Health Minister Dr Fenton Ferguson made the announcement while delivering the opening address at the 11th Caribbean Neurosciences Symposium at the Montego Bay Convention Centre last Friday.
“Jamaica is currently facing an epidemic of NCDs, which threaten our economic and social development. NCDs are responsible for 56 per cent of Jamaican deaths, 20 per cent of which are caused by cancers,” Ferguson said.
He further explained that: “Chronic non-communicable diseases alone cost the Ministry of Health over US$29.2 million or $2 billion to treat annually, and while the ministry is committed to providing the level of care required, there is a serious disparity in terms of the opportunity cost of treating these avoidable illnesses and their complications.”
Devastating impact
Ferguson said based on the debilitating impact that NCDs and in particular cancer have on the economy and the people, the Ministry of Health was working rapidly to establish a centre of excellence for the treatment of all types of the disease.

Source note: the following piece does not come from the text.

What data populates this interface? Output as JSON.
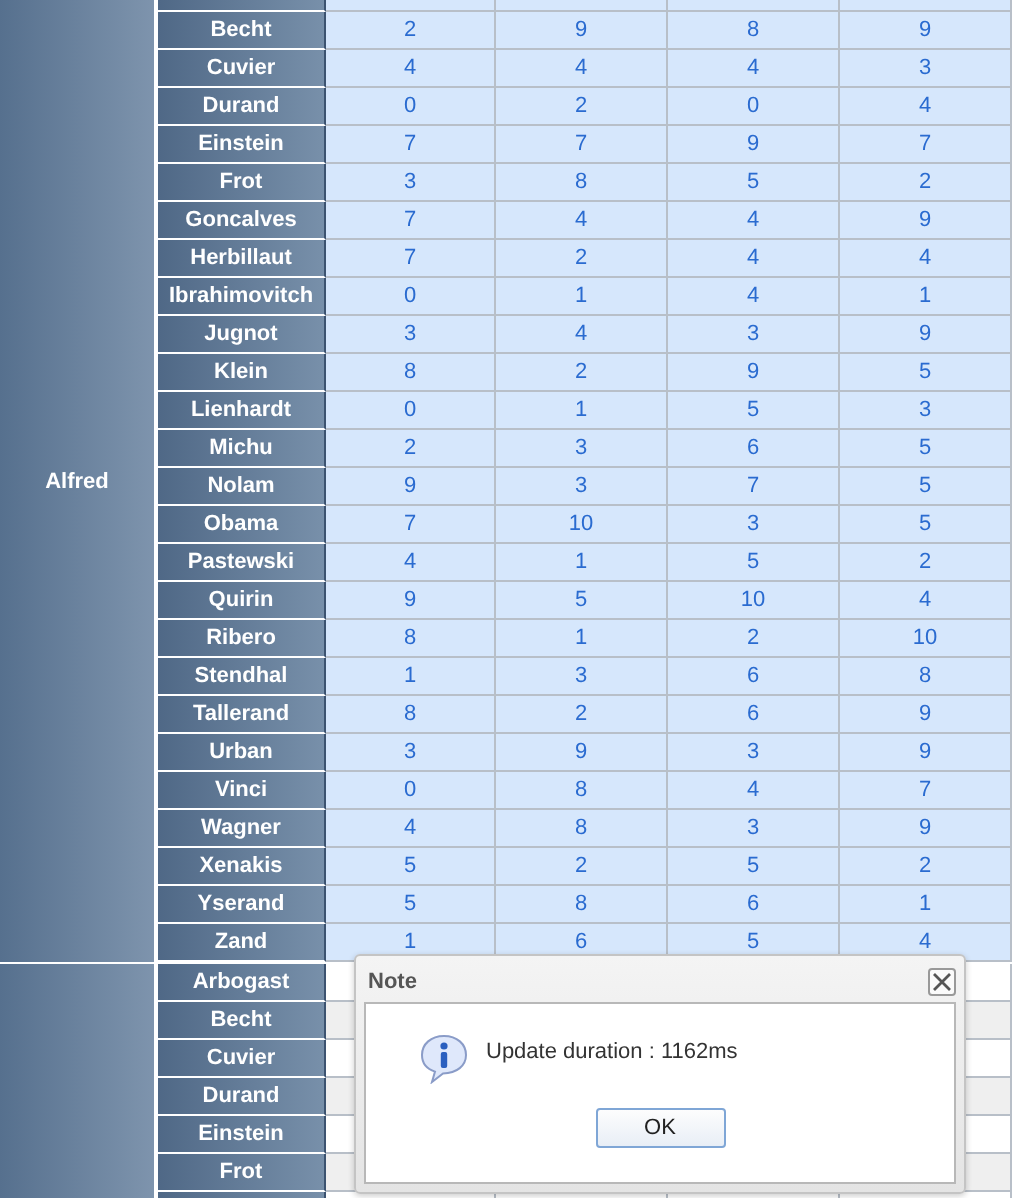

“The Ministry of Health is proceeding at a fast pace to establish a centre of excellence for cancer care. The impact of cancer can be devastating on the affected individual, the family, community, the health system and society as a whole. I am now leading the charge that leads to a broad spectrum attack on cancer: prevention, screening, early diagnosis, treatment, rehabilitation and palliative care.”
The health minister said NCDs and poverty were contributory factors to a vicious cycle.
“Poverty exposes persons to the main risk factors for NCDs, unhealthy diet, tobacco use, harmful use of alcohol, and physical inactivity that lead to the development of NCDs (cancer, cardiovascular disease, diabetes etc),” said Ferguson.
He added: “This, in turn, leads to loss of household income due to unhealthy behaviours, physical status and high health-care costs and compounds poverty at the household level, beginning the vicious cycle again.”
He said men and women are not affected in the same ways, noting that men are more likely to use tobacco and consume alcohol in excess while women are more likely to be obese and physically inactive.